Melanoma without Chemotherapy Treatment
Without treatment, melanoma can be fatal. After the cancer reached the lymph nodes, as it has in Woods’ case, it can then spread to other organs.
"Patients with stage 3 disease probably have a 50/50 chance of being 'ok' with just a surgical resection," Dr. Anna Pavlick, medical oncologist at Weill Cornell Medicine, tells SurvivorNet. "However, we now have brand new medicines, or immunotherapy medicines, that can significantly reduce their risk of it ever coming back."
Woods’ cancer was spotted at a routine dental exam, where her dentist noticed spots in her mouth and had them tested. It is imperative to get regular check-ups with a doctor and dermatologist.

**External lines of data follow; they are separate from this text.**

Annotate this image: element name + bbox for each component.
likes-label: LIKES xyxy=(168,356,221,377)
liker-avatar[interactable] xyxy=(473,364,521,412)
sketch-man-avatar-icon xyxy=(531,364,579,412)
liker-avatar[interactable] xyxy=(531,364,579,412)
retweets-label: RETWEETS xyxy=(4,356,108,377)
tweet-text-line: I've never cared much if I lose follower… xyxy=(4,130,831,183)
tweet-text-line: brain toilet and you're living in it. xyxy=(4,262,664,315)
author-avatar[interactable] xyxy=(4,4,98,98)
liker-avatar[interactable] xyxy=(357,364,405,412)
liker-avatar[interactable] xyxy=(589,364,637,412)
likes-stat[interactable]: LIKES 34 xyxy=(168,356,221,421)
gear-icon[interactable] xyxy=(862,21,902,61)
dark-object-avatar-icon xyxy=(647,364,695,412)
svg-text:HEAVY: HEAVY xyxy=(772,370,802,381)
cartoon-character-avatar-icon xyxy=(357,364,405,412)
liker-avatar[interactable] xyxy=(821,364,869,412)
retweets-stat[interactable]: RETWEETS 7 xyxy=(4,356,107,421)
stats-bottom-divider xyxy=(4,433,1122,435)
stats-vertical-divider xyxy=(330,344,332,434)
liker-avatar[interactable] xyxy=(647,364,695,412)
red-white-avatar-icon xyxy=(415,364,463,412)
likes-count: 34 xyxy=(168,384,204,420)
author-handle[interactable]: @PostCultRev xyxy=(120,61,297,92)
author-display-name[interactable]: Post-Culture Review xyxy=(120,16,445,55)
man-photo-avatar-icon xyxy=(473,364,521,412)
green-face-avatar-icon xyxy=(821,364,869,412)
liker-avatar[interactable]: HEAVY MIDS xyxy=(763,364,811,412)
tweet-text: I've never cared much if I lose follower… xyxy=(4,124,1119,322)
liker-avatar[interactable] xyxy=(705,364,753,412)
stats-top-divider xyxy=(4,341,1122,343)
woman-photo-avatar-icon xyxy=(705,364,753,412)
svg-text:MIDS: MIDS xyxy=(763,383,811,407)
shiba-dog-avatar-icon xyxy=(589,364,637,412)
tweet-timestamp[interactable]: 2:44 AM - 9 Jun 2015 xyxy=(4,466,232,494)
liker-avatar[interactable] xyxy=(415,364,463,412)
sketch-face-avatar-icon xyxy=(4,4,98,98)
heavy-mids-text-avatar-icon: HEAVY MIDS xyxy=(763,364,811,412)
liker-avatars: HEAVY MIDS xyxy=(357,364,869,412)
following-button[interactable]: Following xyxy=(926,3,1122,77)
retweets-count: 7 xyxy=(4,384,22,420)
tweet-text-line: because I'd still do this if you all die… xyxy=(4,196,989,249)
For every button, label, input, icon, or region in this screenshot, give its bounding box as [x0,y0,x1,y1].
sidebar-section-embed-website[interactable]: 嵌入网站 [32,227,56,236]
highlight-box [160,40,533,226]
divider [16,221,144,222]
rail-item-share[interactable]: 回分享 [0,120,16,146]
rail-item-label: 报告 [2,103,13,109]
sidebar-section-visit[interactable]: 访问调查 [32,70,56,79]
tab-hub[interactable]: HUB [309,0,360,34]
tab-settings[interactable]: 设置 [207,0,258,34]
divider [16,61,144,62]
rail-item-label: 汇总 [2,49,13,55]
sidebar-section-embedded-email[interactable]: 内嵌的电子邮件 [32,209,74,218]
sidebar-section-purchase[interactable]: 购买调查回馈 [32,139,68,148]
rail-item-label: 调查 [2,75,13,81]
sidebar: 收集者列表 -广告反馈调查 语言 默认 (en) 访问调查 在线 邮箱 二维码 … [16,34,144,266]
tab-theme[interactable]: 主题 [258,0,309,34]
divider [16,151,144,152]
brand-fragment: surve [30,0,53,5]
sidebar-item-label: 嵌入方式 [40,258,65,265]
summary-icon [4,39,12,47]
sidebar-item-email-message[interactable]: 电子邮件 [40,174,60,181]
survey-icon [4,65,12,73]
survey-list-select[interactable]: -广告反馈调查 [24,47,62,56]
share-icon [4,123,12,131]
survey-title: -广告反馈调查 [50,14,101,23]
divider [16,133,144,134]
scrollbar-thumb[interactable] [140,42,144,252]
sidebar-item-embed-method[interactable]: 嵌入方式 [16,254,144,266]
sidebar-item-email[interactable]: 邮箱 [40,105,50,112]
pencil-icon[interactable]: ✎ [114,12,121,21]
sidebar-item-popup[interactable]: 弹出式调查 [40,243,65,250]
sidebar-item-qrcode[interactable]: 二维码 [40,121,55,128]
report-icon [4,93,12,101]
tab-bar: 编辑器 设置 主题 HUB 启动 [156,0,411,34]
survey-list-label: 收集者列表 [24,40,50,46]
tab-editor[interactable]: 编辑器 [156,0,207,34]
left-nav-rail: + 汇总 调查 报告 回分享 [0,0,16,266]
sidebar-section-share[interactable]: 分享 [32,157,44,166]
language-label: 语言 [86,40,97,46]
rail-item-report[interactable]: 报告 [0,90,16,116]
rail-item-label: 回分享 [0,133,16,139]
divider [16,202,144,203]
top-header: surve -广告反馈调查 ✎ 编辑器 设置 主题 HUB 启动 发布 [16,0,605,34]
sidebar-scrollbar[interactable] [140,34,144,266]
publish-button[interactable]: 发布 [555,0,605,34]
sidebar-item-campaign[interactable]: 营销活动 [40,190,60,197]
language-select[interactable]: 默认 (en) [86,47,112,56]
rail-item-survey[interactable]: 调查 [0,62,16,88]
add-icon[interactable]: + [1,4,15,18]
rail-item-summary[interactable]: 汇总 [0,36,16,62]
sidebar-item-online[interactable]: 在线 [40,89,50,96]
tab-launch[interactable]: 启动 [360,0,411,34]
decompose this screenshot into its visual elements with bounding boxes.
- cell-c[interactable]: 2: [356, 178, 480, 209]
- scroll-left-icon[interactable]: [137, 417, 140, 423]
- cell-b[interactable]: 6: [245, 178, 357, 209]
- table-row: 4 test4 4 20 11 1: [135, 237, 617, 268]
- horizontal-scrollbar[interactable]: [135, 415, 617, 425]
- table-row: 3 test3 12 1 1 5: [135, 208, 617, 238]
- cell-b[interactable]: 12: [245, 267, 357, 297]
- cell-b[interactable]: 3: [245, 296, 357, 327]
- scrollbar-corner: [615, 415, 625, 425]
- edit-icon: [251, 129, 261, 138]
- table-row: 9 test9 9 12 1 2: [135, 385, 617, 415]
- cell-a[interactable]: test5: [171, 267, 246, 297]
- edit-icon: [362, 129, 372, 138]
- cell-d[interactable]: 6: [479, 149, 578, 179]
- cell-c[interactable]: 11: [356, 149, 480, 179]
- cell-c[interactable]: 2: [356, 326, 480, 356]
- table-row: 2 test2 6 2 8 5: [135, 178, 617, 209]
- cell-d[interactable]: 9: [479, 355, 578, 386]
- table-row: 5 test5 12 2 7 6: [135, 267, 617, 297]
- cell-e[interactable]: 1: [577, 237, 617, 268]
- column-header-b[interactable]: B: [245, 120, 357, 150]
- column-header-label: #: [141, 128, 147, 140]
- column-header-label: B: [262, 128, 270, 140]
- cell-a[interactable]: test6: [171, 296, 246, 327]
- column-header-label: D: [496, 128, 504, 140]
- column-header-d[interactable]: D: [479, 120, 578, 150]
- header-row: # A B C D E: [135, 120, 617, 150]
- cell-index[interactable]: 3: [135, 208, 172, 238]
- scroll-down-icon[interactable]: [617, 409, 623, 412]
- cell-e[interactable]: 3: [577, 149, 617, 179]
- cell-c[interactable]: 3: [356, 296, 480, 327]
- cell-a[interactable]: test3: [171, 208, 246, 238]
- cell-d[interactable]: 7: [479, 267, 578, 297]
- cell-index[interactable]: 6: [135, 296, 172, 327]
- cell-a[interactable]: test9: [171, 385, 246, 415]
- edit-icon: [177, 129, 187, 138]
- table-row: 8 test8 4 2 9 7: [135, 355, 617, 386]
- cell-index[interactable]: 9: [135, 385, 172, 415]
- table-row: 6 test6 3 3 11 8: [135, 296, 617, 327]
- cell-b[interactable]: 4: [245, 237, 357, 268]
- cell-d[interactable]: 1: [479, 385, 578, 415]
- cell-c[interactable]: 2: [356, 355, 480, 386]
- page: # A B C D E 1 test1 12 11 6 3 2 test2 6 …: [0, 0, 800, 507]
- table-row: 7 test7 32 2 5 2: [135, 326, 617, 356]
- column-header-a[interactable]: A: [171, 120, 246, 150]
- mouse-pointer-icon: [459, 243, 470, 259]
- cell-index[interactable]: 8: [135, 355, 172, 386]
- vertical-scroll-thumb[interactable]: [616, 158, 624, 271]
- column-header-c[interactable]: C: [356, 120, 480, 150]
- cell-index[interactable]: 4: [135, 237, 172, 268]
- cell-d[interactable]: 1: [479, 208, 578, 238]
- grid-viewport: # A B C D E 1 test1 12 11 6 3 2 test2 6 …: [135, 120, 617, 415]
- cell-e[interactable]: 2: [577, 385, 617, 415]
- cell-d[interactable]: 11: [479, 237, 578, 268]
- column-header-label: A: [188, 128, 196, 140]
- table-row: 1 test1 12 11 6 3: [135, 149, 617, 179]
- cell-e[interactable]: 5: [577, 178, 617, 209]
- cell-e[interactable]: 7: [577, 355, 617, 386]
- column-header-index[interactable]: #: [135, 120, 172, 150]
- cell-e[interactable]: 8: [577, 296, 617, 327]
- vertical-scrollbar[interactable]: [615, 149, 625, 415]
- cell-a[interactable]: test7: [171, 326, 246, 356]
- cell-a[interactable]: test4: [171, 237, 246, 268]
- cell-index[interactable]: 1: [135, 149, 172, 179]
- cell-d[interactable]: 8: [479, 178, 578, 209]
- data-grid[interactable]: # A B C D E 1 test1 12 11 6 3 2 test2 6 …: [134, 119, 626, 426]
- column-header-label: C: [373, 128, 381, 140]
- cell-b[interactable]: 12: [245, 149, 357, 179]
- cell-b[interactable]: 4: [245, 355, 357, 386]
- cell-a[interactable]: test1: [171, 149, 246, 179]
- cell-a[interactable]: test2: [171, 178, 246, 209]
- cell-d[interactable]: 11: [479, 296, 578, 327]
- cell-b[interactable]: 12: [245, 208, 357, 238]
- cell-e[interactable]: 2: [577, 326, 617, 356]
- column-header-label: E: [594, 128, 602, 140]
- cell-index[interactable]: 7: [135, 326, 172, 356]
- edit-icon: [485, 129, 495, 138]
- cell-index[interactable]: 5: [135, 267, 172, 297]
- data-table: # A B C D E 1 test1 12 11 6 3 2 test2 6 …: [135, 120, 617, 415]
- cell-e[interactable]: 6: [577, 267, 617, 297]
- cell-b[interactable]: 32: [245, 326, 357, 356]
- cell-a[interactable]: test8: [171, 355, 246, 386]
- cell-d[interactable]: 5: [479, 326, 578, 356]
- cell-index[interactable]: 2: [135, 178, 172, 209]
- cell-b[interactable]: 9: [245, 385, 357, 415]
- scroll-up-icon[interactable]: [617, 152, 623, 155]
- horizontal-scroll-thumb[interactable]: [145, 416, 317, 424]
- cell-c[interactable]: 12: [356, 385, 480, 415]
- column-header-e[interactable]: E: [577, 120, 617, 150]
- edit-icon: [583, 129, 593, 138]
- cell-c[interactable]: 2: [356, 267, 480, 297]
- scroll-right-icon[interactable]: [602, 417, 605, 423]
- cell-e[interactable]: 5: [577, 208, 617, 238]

Melanoma Treatment Has ‘Come a Long Way’
Living for Today
Melanoma survivor JB Ward has a similar attitude to Woods, and she continues to be happy to live each day, and spend time with her son. “I’ll have a moment where I’m frustrated or I’m upset, and I just pause and I think, you’re alive. You’re here. And I chuckle,” Ward tells SurvivorNet. “I’ll be angry and I’ll chuckle, and it’ll just kind of wipe it all away. You just get so overwhelmed by trying to live years and years of life into what could possibly be a short amount of time, and it just kind of hits you. When that window of time feels just crushing, it can be very crippling.”
One thing that helps her is realizing that as long as she can handle today, then she can handle anything. “And what helped me was this little mantra that has to do with that. And it was, I’m not going to die today and I’m not going to die tomorrow. And that was it. And as long as I knew that to be true, I knew that I could handle anything.”